VRWKV-Editor: Reducing quadratic complexity in transformer-based video editing
Abdelilah Aitrouga, Youssef Hmamouche, Amal El Fallah Seghrouchni
TL;DR
This work tackles the heavy computational burden of quadratic attention in diffusion-based video editing by introducing VRWKV-Editor, which integrates a linear spatio-temporal aggregation (VRWKV) into a diffusion framework. The method encodes videos into a latent space and employs a 3D-VRWKV module within a U-Net to perform noise prediction for edited outputs, dramatically reducing time and memory while preserving temporal coherence and text alignment. Empirical results show up to 3.7x speedups and 60% memory savings over state-of-the-art diffusion-based editors, with performance comparable in frame consistency and prompt fidelity, and benefits become more pronounced on longer videos. This approach advances practical, real-time-capable video editing by leveraging linear attention concepts in a diffusion-based, video-oriented architecture.
Abstract
In light of recent progress in video editing, deep learning models focusing on both spatial and temporal dependencies have emerged as the primary method. However, these models suffer from the quadratic computational complexity of traditional attention mechanisms, making them difficult to adapt to long-duration and high-resolution videos. This limitation restricts their applicability in practical contexts such as real-time video processing.
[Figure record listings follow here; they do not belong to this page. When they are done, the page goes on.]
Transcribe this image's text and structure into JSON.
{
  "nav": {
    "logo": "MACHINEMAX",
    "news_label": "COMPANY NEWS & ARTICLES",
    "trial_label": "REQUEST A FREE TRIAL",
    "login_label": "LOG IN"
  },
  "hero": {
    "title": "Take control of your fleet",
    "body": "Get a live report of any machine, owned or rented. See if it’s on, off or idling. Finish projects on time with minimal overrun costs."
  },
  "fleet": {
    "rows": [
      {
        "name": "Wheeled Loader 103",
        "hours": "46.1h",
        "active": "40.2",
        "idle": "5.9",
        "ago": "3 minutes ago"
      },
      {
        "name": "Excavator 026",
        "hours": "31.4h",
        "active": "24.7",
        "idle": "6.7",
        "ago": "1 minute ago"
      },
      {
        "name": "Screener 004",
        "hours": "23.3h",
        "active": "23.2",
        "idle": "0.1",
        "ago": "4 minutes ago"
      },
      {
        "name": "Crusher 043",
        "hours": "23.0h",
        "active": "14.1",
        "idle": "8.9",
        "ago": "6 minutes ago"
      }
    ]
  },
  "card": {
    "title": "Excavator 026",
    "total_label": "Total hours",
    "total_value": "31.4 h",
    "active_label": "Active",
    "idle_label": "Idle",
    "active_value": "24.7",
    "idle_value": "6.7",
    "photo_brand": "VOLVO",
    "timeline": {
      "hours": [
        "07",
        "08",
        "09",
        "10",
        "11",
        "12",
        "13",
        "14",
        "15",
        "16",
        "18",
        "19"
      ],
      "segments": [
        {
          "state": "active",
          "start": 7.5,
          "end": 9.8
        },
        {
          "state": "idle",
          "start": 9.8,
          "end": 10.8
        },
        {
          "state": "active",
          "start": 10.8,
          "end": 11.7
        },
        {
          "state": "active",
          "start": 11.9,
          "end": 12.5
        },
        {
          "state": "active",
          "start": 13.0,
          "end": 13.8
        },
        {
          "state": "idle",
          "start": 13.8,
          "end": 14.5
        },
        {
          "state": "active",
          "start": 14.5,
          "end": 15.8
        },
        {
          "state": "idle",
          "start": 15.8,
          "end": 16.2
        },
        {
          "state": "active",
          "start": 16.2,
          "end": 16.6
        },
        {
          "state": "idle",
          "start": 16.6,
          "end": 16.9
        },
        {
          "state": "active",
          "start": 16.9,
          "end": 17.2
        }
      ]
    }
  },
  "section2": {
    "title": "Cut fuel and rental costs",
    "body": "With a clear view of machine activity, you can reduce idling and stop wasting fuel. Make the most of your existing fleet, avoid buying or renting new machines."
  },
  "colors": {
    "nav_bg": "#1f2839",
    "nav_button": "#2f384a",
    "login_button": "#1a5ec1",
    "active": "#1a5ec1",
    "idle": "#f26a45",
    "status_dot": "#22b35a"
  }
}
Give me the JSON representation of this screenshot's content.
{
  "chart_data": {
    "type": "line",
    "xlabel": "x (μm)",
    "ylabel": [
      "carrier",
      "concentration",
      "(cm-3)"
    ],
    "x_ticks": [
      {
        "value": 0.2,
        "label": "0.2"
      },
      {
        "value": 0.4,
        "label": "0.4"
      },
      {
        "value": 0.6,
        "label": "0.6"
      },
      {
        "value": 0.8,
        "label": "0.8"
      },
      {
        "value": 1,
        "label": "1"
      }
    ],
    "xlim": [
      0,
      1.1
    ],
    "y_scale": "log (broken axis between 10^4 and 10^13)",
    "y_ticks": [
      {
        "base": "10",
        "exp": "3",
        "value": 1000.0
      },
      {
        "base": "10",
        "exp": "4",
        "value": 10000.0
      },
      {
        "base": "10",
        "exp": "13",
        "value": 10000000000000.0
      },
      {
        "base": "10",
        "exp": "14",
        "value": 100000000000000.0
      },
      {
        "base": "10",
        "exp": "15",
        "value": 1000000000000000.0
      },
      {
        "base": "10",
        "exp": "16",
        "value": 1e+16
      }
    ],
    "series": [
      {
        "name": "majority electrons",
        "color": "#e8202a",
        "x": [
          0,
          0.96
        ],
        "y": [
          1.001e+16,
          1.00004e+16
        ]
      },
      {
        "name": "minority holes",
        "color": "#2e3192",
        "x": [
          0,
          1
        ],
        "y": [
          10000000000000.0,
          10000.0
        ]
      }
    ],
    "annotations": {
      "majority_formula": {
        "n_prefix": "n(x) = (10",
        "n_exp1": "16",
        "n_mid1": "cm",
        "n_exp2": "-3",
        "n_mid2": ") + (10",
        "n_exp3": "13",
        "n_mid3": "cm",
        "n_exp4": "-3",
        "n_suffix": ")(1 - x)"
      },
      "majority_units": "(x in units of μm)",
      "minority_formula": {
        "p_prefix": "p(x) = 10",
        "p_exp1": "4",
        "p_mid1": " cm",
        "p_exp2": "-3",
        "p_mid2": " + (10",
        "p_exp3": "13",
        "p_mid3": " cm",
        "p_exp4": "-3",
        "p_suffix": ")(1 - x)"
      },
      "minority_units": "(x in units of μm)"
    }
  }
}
To tackle this challenge, we introduce a method to reduce both time and space complexity of these systems by proposing VRWKV-Editor, a novel video editing model that integrates a linear spatio-temporal aggregation module into video-based diffusion models. VRWKV-Editor leverages bidirectional weighted key-value recurrence mechanism of the RWKV transformer to capture global dependencies while preserving temporal coherence, achieving linear complexity without sacrificing quality. Extensive experiments demonstrate that the proposed method achieves up to 3.7x speedup and 60% lower memory usage compared to state-of-the-art diffusion-based video editing methods, while maintaining competitive performance in frame consistency and text alignment. Furthermore, a comparative analysis we conducted on videos with different sequence lengths confirms that the gap in editing speed between our approach and architectures with self-attention becomes more significant with long videos.